下面是我的方法(类似于实现的方法here)
简而言之,我创建了一个等于语料库长度的 0 的空列表。 0 代表 y = 0 的第一个标签。对于第二个标签(1=正),我将创建一个空列表 1。同样对于第三个标签 (2=negative).
应用 3 次后(针对每个目标标签),我将得到三个 3 列表,每个标签具有最相关的词。这个最终列表将成为我的 TF-IDF 向量化器的新词汇。
def tweeter_tokenizer(tweet):
return tweet.split(' ')
vectorizer = TfidfVectorizer(tokenizer=tweeter_tokenizer, ngram_range=(1,2), stop_words=english_stopwords)

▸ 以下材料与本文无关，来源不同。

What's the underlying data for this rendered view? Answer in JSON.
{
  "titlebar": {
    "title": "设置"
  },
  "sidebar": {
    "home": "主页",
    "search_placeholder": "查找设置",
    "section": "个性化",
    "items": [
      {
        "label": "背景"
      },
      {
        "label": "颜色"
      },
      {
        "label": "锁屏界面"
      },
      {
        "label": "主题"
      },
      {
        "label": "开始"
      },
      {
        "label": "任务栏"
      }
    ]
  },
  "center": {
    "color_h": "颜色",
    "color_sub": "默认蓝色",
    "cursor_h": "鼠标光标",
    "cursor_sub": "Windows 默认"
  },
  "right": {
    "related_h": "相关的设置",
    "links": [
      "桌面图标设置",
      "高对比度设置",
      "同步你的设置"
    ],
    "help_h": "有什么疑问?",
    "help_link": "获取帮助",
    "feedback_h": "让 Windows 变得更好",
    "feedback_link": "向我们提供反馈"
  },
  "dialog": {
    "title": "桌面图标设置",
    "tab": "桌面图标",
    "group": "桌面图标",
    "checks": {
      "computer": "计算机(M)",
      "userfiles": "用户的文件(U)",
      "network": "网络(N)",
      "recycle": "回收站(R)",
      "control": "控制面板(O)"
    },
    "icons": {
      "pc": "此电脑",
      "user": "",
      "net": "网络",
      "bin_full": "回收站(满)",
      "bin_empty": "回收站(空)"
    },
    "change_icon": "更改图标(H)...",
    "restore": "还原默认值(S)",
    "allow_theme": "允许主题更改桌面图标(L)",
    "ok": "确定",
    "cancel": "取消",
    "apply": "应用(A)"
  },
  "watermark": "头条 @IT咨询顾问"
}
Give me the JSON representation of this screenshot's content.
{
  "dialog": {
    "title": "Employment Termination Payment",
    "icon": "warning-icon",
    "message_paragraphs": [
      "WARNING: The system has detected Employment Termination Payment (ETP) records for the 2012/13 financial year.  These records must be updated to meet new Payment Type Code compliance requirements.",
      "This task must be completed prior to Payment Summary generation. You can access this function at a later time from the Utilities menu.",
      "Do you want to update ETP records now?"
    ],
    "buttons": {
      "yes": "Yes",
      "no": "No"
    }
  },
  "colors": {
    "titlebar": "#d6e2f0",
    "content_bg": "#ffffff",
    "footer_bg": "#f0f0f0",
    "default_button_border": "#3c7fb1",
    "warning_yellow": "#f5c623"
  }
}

vectorizer.fit(dummy["quote"])
X_train = vectorizer.transform(dummy["quote"])
y_train = dummy["label"]
feature_names = vectorizer.get_feature_names_out()
y_neutral = np.array([0]*X_train.shape[0])
pValue = 0.90
chi_neutral, p_neutral = chi2(X_train, y_neutral)
chi_neutral
chi_neutral对象是:
array([nan, nan, nan, nan, nan, nan, nan, nan, nan, nan, nan, nan, nan, nan, nan, nan, nan, nan, nan, nan, nan, nan, nan, nan, nan, nan, nan, nan, nan, nan, nan, nan, nan, nan, nan, nan, nan, nan, nan, nan, nan, nan, nan, nan, nan, nan, nan, nan, nan, nan, nan, nan, nan, nan, nan, nan, nan, nan, nan, nan, nan, nan, nan, nan, nan, nan, nan, nan, nan, nan, nan, nan, nan, nan, nan, nan, nan, nan, nan, nan])
最后,我想创建一个等于每个标签唯一标记 (feature_names) 长度的数据框。我将只保留得分 > pValue 的单词。数据框将显示语料库的总标记中有多少依赖于 class 0(中性)。其余标签将采用相同的方法(1:正,2:负)。
y_df = np.array([0]*X_train.shape[1])
tokens_neutral_dependent = pd.DataFrame({
"tweet_token": feature_names,
"chi2_score" : 1-p_neutral,
"neutral_label": y_df #length = length of feature_names()
})
tokens_neutral_dependent = tokens_neutral_dependent.sort_values(["neutral_label","chi2_score"], ascending=[True,False])
tokens_neutral_dependent = tokens_neutral_dependent[tokens_neutral_dependent["chi2_score"]>pValue]
tokens_neutral_dependent.shape
我不认为在没有附加 classes 的情况下计算卡方统计量真的有意义。代码 chi2(X_train, y_neutral) 是在问“假设 class 和参数是独立的,得到这个分布的几率是多少?”但是您展示的所有示例都是相同的 class。
我建议改为:
chi_neutral, p_neutral = chi2(X_train, y_train)
如果您对特定 classes 之间的卡方统计感兴趣,您可以先将数据集过滤为两个 classes,然后 运行 卡方测试。但这一步不是必须的。